Melbourne m`a accueilli, ni gentiment, ni méchamment ; plutôt dans l`indifférence. Un nouvel être humain composé de cellules biologiques comme tant d`autres ne lui a pas fait dérouler le tapis rouge ; la nationalité française du nouvel envahisseur l`a fait sourire puis soupirer.
Melbourne était un peu arrogante et trop souvent vénale bien qu`elle ait des formes qui nous poussent à rester un peu en sa compagnie. Au bout d`un mois et quatre lits, je l`ai quitté pour la Tasmanie qui, elle, nous est plus familière. Elle est classe, cette classe française qui manquait a Melbourne, un peu plus prude donc plus charmante. Timide mais joueuse et en fait frivole derrière une certaine hostilité apparente. Hostilité de protection qui lui évite d`être considérée comme trop « facile ». Elle m`a plu, m`a offert 11 lits – elle papillonne beaucoup – et m`a encouragé à aller voir ailleurs. La Tasmanie aime dominer, malgré sa petite taille, et arrive à persuader très facilement. Sans lui répondre, je suis retourné a Melbourne pour l`histoire de quelques jours.
Cette dernière a failli m`avoir et me séduire pour m`installer dans une routine mais la lointaine famille féminine de la « Western Australia » m`a fait de l`œil. Ne reculant devant rien et agissant comme un homme en rut, je me suis précipité sur elle, sans lois, ni morales. Cependant, la route pour la rejoindre était truffée de pièges ; elle ne me l`avait pas dit. Je suis passé par neuf lits sur 4200 km, par forcement accueillants. J`en ai bavé pour la voir et, une fois que vous la rencontrez, vous ne pouvez qu`être déçu. Elle est belle, physiquement presque parfaite. Justement, elle est peut être trop parfaite, trop comme dans l`imaginaire ; elle ne nous surprend pas ; elle correspond au fantasme. De ce fait elle vous attire. Mais la déception, l`énorme désappointement, arrive quand vous commencez une discussion avec elle. Il s`avère qu`elle est raciste, homophobe, ostentatoire. Très fermée en quelque sorte. Sous ses traits de jeunesse apparente, elle reste très vieille, surtout dans les idées. Elle dénigre la réflexion, les concepts, la philosophie, la connaissance « savante » au profit des valeurs « travail » et « patrie ». Elle écoute seulement d`une oreille et essaye de vous imposer ses idées. On peut dire qu`elle est chiante. En plus, elle aime les militaires et les muscles tatoués. Oui mais. En elle, on sent qu`il y a des sortes de renégats, de déserteurs d`elle-même qui la poussent, de temps a autres, et en certains endroits précis, a changer son comportement. Elle est quelque peu schizophrène. Et elle fait pas semblant dans la schizophrénie : Tout d`un coup, elle devient aidante, amicale, ouverte, presque militante. Ca reste rare mais quand elle change de costume, c`est un bol d`air pour un héritier de Voltaire. Elle connait des petites pépites naturelles, suffisamment mures pour vous attirer. Elle les protège comme si c`était ses filles. Chez elles, j`ai connu 15 lits, en peu de temps. Elles restent consommatrices et ne veulent pas de ta compagnie indéfiniment. Elles aiment savoir qu`elles plaisent. Et il arrive un moment ou l`on ne peut plus suivre, ou plutôt le corps ne peut plus suivre. J`ai du abandonner. Je suis retourné dans l`anonymat de Perth. Celle la, je n`en parle pas puisqu`elle est très fade. Elle ne présente pas d`intérêt intellectuel et encore moins physique. Elle se la pete un peu puisqu`autour d`elle il n`existe personne pour la remettre en cause. Il n`y a rien de pire que ces prétentieuses par défaut.
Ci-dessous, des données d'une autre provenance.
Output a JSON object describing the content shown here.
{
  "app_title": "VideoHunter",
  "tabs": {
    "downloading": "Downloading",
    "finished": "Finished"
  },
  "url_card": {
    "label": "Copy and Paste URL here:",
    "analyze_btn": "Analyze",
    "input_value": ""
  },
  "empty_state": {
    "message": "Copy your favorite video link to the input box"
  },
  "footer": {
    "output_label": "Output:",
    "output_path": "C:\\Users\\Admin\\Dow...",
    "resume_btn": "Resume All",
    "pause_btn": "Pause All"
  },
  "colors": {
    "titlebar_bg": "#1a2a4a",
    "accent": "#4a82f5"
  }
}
Anyway, après quarante et un lits en six mois, je peux dire que l`Australie fatigue mais aide à ouvrir les yeux, après coup. Elle suscite l`interrogation, elle vous expose une diversité intellectuelle et physique, elle vous montre l`intérêt du pratique, elle vous amène au mot douleur – tant physique que morale -, elle vous explique ce qu`est la découverte, le bien être, l`hostilité, la rareté, la générosité. Elle vous transforme en Flash Gordon sans vous offrir Wonder-Woman. Celle-ci, je la rencontrerai sans doute chez ses cousines Européennes.
V.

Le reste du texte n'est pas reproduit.